While he’s waited to come back, Jaylen Brown and Jayson Tatum have stepped up in his absence. With Hayward likely sidelined for the rest of the season, that success will have to be sustained. Morris is a big believer in this promising duo and sees how grounded they are to make that happen.
“They’re mature guys for their age,” Morris said. “Jaylen, I think he’s 20. He’s definitely a lot more mature than I thought. Jayson, too. He’s way more mature than your average 19-year-old.
“At the end of the day, it’s just basketball. I think those guys, they’re ready for the challenge. They love the game. They always in the gym, so I think it’ll be easy for ‘em.”
Part of Morris’ role is guiding those two and the other younger pieces that Boston has as they try and establish themselves as professionals. He’s kind of a coach per se, which is somewhat fitting considering what he did this summer.
Most basketball fans are aware of “The Basketball Tournament” that takes nationwide. For those that aren’t, it’s a single-elimination competition between 64 teams in which the champion receives a $2 million prize.

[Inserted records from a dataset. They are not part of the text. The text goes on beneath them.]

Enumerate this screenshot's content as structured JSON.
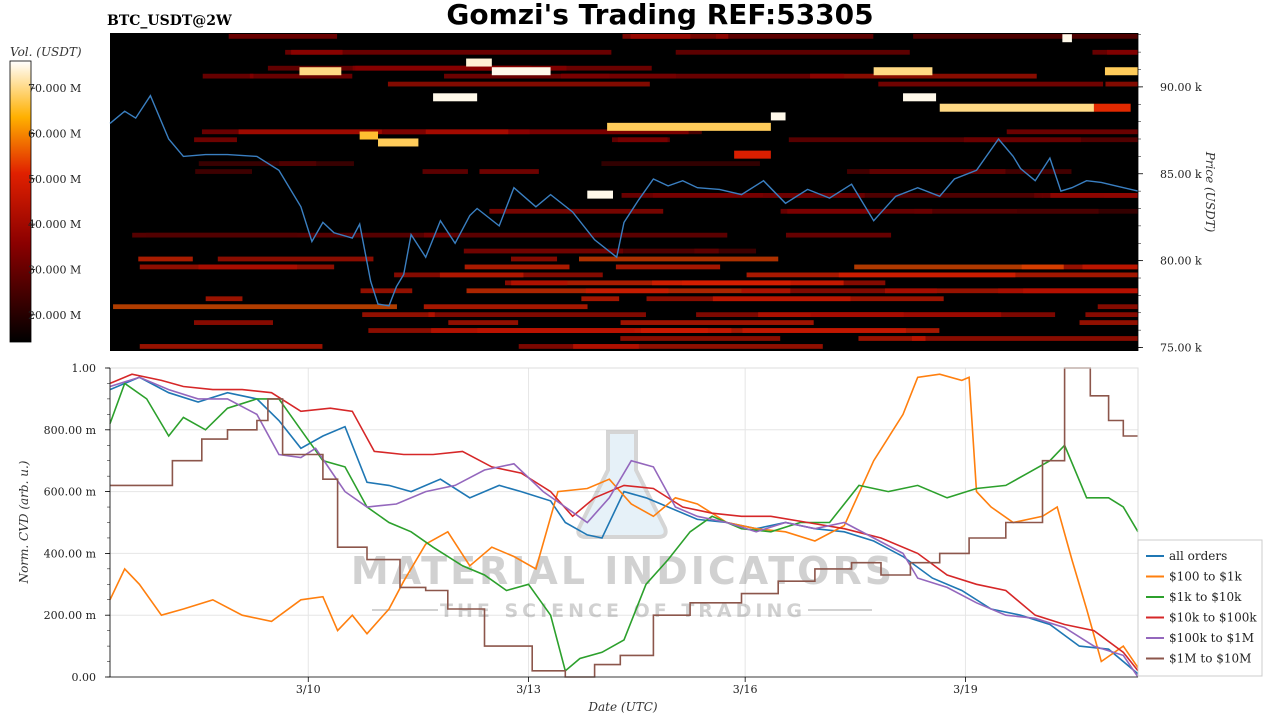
{
  "header": {
    "title": "Gomzi's Trading REF:53305",
    "symbol": "BTC_USDT@2W"
  },
  "watermark": {
    "line1": "MATERIAL INDICATORS",
    "line2": "THE SCIENCE OF TRADING"
  },
  "colors": {
    "price_line": "#3a7fc1",
    "heatmap_bg": "#000000",
    "grid": "#e6e6e6"
  },
  "chart_data": [
    {
      "type": "heatmap",
      "colorbar_label": "Vol. (USDT)",
      "colorbar_ticks": [
        "70.000 M",
        "60.000 M",
        "50.000 M",
        "40.000 M",
        "30.000 M",
        "20.000 M"
      ],
      "colorbar_values": [
        70000000,
        60000000,
        50000000,
        40000000,
        30000000,
        20000000
      ],
      "colorbar_range": [
        14000000,
        76000000
      ],
      "y_axis_label": "Price (USDT)",
      "y_ticks": [
        "90.00 k",
        "85.00 k",
        "80.00 k",
        "75.00 k"
      ],
      "y_tick_values": [
        90000,
        85000,
        80000,
        75000
      ],
      "ylim": [
        74800,
        93100
      ],
      "x_range_days": [
        0,
        14
      ],
      "price_series": {
        "x_days": [
          0,
          0.2,
          0.35,
          0.55,
          0.8,
          1.0,
          1.3,
          1.6,
          2.0,
          2.3,
          2.6,
          2.75,
          2.9,
          3.05,
          3.3,
          3.4,
          3.55,
          3.65,
          3.8,
          3.9,
          4.0,
          4.1,
          4.3,
          4.5,
          4.7,
          4.9,
          5.0,
          5.3,
          5.5,
          5.8,
          6.0,
          6.3,
          6.6,
          6.9,
          7.0,
          7.2,
          7.4,
          7.6,
          7.8,
          8.0,
          8.3,
          8.6,
          8.9,
          9.2,
          9.5,
          9.8,
          10.1,
          10.4,
          10.7,
          11.0,
          11.3,
          11.5,
          11.8,
          12.1,
          12.3,
          12.4,
          12.6,
          12.8,
          12.95,
          13.1,
          13.3,
          13.5,
          13.7,
          14.0
        ],
        "y": [
          87900,
          88600,
          88200,
          89500,
          87000,
          86000,
          86100,
          86100,
          86000,
          85200,
          83100,
          81100,
          82200,
          81600,
          81300,
          82100,
          78800,
          77500,
          77400,
          78500,
          79200,
          81500,
          80200,
          82300,
          81000,
          82600,
          83000,
          82000,
          84200,
          83100,
          83800,
          82800,
          81200,
          80200,
          82200,
          83500,
          84700,
          84300,
          84600,
          84200,
          84100,
          83800,
          84600,
          83300,
          84100,
          83600,
          84400,
          82300,
          83700,
          84200,
          83700,
          84700,
          85200,
          87000,
          86000,
          85300,
          84600,
          85900,
          84000,
          84200,
          84600,
          84500,
          84300,
          84000
        ]
      },
      "bright_levels": [
        {
          "price": 92800,
          "x_start": 12.97,
          "x_end": 13.1,
          "volume": 75000000
        },
        {
          "price": 91400,
          "x_start": 4.85,
          "x_end": 5.2,
          "volume": 74000000
        },
        {
          "price": 90900,
          "x_start": 2.58,
          "x_end": 3.15,
          "volume": 70000000
        },
        {
          "price": 90900,
          "x_start": 10.4,
          "x_end": 11.2,
          "volume": 70000000
        },
        {
          "price": 90900,
          "x_start": 13.55,
          "x_end": 14.0,
          "volume": 68000000
        },
        {
          "price": 90900,
          "x_start": 5.2,
          "x_end": 6.0,
          "volume": 75000000
        },
        {
          "price": 89400,
          "x_start": 4.4,
          "x_end": 5.0,
          "volume": 75000000
        },
        {
          "price": 89400,
          "x_start": 10.8,
          "x_end": 11.25,
          "volume": 75000000
        },
        {
          "price": 88800,
          "x_start": 11.3,
          "x_end": 13.4,
          "volume": 70000000
        },
        {
          "price": 88800,
          "x_start": 13.4,
          "x_end": 13.9,
          "volume": 52000000
        },
        {
          "price": 88300,
          "x_start": 9.0,
          "x_end": 9.2,
          "volume": 75000000
        },
        {
          "price": 87700,
          "x_start": 6.77,
          "x_end": 9.0,
          "volume": 68000000
        },
        {
          "price": 87200,
          "x_start": 3.4,
          "x_end": 3.65,
          "volume": 66000000
        },
        {
          "price": 86800,
          "x_start": 3.65,
          "x_end": 4.2,
          "volume": 68000000
        },
        {
          "price": 86100,
          "x_start": 8.5,
          "x_end": 9.0,
          "volume": 50000000
        },
        {
          "price": 83800,
          "x_start": 6.5,
          "x_end": 6.85,
          "volume": 75000000
        }
      ]
    },
    {
      "type": "line",
      "x_axis_label": "Date (UTC)",
      "y_axis_label": "Norm. CVD (arb. u.)",
      "x_tick_labels": [
        "3/10",
        "3/13",
        "3/16",
        "3/19"
      ],
      "x_tick_days": [
        2.7,
        5.7,
        8.65,
        11.65
      ],
      "y_ticks": [
        "0.00",
        "200.00 m",
        "400.00 m",
        "600.00 m",
        "800.00 m",
        "1.00"
      ],
      "y_tick_values": [
        0,
        0.2,
        0.4,
        0.6,
        0.8,
        1.0
      ],
      "ylim": [
        0,
        1
      ],
      "xlim_days": [
        0,
        14
      ],
      "legend_position": "lower-right outside",
      "series": [
        {
          "name": "all orders",
          "color": "#1f77b4",
          "x_days": [
            0,
            0.4,
            0.8,
            1.2,
            1.6,
            2.0,
            2.3,
            2.6,
            2.9,
            3.2,
            3.5,
            3.8,
            4.1,
            4.5,
            4.9,
            5.3,
            5.6,
            6.0,
            6.2,
            6.5,
            6.7,
            7.0,
            7.3,
            7.6,
            8.0,
            8.4,
            8.8,
            9.2,
            9.6,
            10.0,
            10.4,
            10.8,
            11.2,
            11.6,
            12.0,
            12.4,
            12.8,
            13.2,
            13.6,
            14.0
          ],
          "y": [
            0.93,
            0.97,
            0.92,
            0.89,
            0.92,
            0.9,
            0.83,
            0.74,
            0.78,
            0.81,
            0.63,
            0.62,
            0.6,
            0.64,
            0.58,
            0.62,
            0.6,
            0.57,
            0.5,
            0.46,
            0.45,
            0.6,
            0.58,
            0.55,
            0.51,
            0.5,
            0.48,
            0.5,
            0.48,
            0.47,
            0.44,
            0.39,
            0.32,
            0.28,
            0.22,
            0.2,
            0.17,
            0.1,
            0.09,
            0.01
          ]
        },
        {
          "name": "$100 to $1k",
          "color": "#ff7f0e",
          "x_days": [
            0,
            0.2,
            0.4,
            0.7,
            1.0,
            1.4,
            1.8,
            2.2,
            2.6,
            2.9,
            3.1,
            3.3,
            3.5,
            3.8,
            4.0,
            4.3,
            4.6,
            4.9,
            5.2,
            5.5,
            5.8,
            6.1,
            6.5,
            6.8,
            7.1,
            7.4,
            7.7,
            8.0,
            8.4,
            8.8,
            9.2,
            9.6,
            10.0,
            10.4,
            10.8,
            11.0,
            11.3,
            11.6,
            11.7,
            11.8,
            12.0,
            12.3,
            12.7,
            12.9,
            13.1,
            13.3,
            13.5,
            13.8,
            14.0
          ],
          "y": [
            0.25,
            0.35,
            0.3,
            0.2,
            0.22,
            0.25,
            0.2,
            0.18,
            0.25,
            0.26,
            0.15,
            0.2,
            0.14,
            0.22,
            0.31,
            0.43,
            0.47,
            0.36,
            0.42,
            0.39,
            0.35,
            0.6,
            0.61,
            0.64,
            0.56,
            0.52,
            0.58,
            0.56,
            0.5,
            0.48,
            0.47,
            0.44,
            0.49,
            0.7,
            0.85,
            0.97,
            0.98,
            0.96,
            0.97,
            0.6,
            0.55,
            0.5,
            0.52,
            0.55,
            0.38,
            0.22,
            0.05,
            0.1,
            0.03
          ]
        },
        {
          "name": "$1k to $10k",
          "color": "#2ca02c",
          "x_days": [
            0,
            0.2,
            0.5,
            0.8,
            1.0,
            1.3,
            1.6,
            2.0,
            2.3,
            2.6,
            2.9,
            3.2,
            3.5,
            3.8,
            4.1,
            4.4,
            4.8,
            5.1,
            5.4,
            5.7,
            6.0,
            6.2,
            6.4,
            6.7,
            7.0,
            7.3,
            7.6,
            7.9,
            8.2,
            8.6,
            9.0,
            9.4,
            9.8,
            10.2,
            10.6,
            11.0,
            11.4,
            11.8,
            12.2,
            12.5,
            12.8,
            13.0,
            13.3,
            13.6,
            13.8,
            14.0
          ],
          "y": [
            0.82,
            0.95,
            0.9,
            0.78,
            0.84,
            0.8,
            0.87,
            0.9,
            0.9,
            0.8,
            0.7,
            0.68,
            0.55,
            0.5,
            0.47,
            0.42,
            0.36,
            0.33,
            0.28,
            0.3,
            0.2,
            0.02,
            0.06,
            0.08,
            0.12,
            0.3,
            0.38,
            0.47,
            0.52,
            0.48,
            0.47,
            0.5,
            0.5,
            0.62,
            0.6,
            0.62,
            0.58,
            0.61,
            0.62,
            0.66,
            0.7,
            0.75,
            0.58,
            0.58,
            0.55,
            0.47
          ]
        },
        {
          "name": "$10k to $100k",
          "color": "#d62728",
          "x_days": [
            0,
            0.3,
            0.7,
            1.0,
            1.4,
            1.8,
            2.2,
            2.6,
            3.0,
            3.3,
            3.6,
            4.0,
            4.4,
            4.8,
            5.2,
            5.6,
            6.0,
            6.3,
            6.6,
            7.0,
            7.4,
            7.8,
            8.2,
            8.6,
            9.0,
            9.5,
            10.0,
            10.5,
            11.0,
            11.4,
            11.8,
            12.2,
            12.6,
            13.0,
            13.4,
            13.8,
            14.0
          ],
          "y": [
            0.95,
            0.98,
            0.96,
            0.94,
            0.93,
            0.93,
            0.92,
            0.86,
            0.87,
            0.86,
            0.73,
            0.72,
            0.72,
            0.73,
            0.68,
            0.66,
            0.6,
            0.52,
            0.58,
            0.62,
            0.61,
            0.55,
            0.53,
            0.52,
            0.52,
            0.5,
            0.48,
            0.45,
            0.4,
            0.33,
            0.3,
            0.28,
            0.2,
            0.17,
            0.15,
            0.08,
            0.02
          ]
        },
        {
          "name": "$100k to $1M",
          "color": "#9467bd",
          "x_days": [
            0,
            0.4,
            0.8,
            1.2,
            1.6,
            2.0,
            2.3,
            2.6,
            2.8,
            3.0,
            3.2,
            3.5,
            3.9,
            4.3,
            4.7,
            5.1,
            5.5,
            5.9,
            6.2,
            6.5,
            6.8,
            7.1,
            7.4,
            7.7,
            8.0,
            8.4,
            8.8,
            9.2,
            9.6,
            10.0,
            10.4,
            10.8,
            11.0,
            11.4,
            11.8,
            12.2,
            12.6,
            13.0,
            13.4,
            13.8,
            14.0
          ],
          "y": [
            0.94,
            0.97,
            0.93,
            0.9,
            0.9,
            0.85,
            0.72,
            0.71,
            0.74,
            0.67,
            0.6,
            0.55,
            0.56,
            0.6,
            0.62,
            0.67,
            0.69,
            0.6,
            0.55,
            0.5,
            0.58,
            0.7,
            0.68,
            0.55,
            0.52,
            0.5,
            0.47,
            0.5,
            0.48,
            0.5,
            0.45,
            0.4,
            0.32,
            0.29,
            0.24,
            0.2,
            0.19,
            0.16,
            0.1,
            0.07,
            0.0
          ]
        },
        {
          "name": "$1M to $10M",
          "color": "#8c564b",
          "step": true,
          "x_days": [
            0,
            0.4,
            0.85,
            1.25,
            1.6,
            2.0,
            2.15,
            2.35,
            2.9,
            3.1,
            3.5,
            3.95,
            4.3,
            4.6,
            5.1,
            5.75,
            6.2,
            6.6,
            6.95,
            7.4,
            7.9,
            8.6,
            9.1,
            9.6,
            10.1,
            10.5,
            10.9,
            11.3,
            11.7,
            12.2,
            12.55,
            12.7,
            13.0,
            13.35,
            13.6,
            13.8,
            14.0
          ],
          "y": [
            0.62,
            0.62,
            0.7,
            0.77,
            0.8,
            0.83,
            0.9,
            0.72,
            0.64,
            0.42,
            0.38,
            0.29,
            0.28,
            0.22,
            0.1,
            0.02,
            0.0,
            0.04,
            0.07,
            0.2,
            0.24,
            0.27,
            0.31,
            0.35,
            0.37,
            0.33,
            0.37,
            0.4,
            0.45,
            0.5,
            0.5,
            0.7,
            1.0,
            0.91,
            0.83,
            0.78,
            0.78
          ]
        }
      ]
    }
  ]
}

Morris was the head coach of Team FOE—standing for Family Over Everything.
Along with his fellow Kansas alums, including his brother Markieff and Thomas Robinson, Morris coached his team to the final game. Team FOE was in front most of the game but ultimately fell to Boeheim’s Army, a squad filled with former Syracuse Orangemen.
“I was on my way man,” Morris said of coming close. “I actually liked it. I’m a smart guy. Me and basketball stuff, I can put it together real well. I was kinda upset we lost in the fashion that we lost, but we’ll be back next year.
“I’m a smart player,” he said regarding a potential future on the sidelines. “I know the game really well. Coaching comes easy for some guys and I’m just one of those guys.”
You could hear “Coach Morris” down the line, but for now and for years to come, Marcus is focused on his first year with Boston. It’s a team that surely has the talent to be the top team in the East it’s pegged to be. Stevens is a basketball savant with great leadership.
Even without an All-Star like Hayward and a 0-2 start, the Celtics should still be a force to be reckoned with. There’s an even greater demand for them to achieve their potential, especially knowing eyes will be on them, but Morris welcomes the challenge.
“Man, it’s pressure on every team,” Morris said. “It ain’t like it’s just all on the Boston Celtics. It’s pressure on every team. What’s a game without pressure anyway?
“Pressure makes it the best thing. That’s what we need to do anyway. I enjoy the pressure. Me personally.”
Shouldering the load won’t be easy, but if it comes down to it, Morris will be swimming instead of sinking. When all is said and done, he shares the same aspirations as most players do—raising the Larry O’Brien trophy in the summer.
“I want to the win the championship,” Morris said. “You put this type of team together to get to those positions. I’m looking to be playing in June and trying to get to a championship.”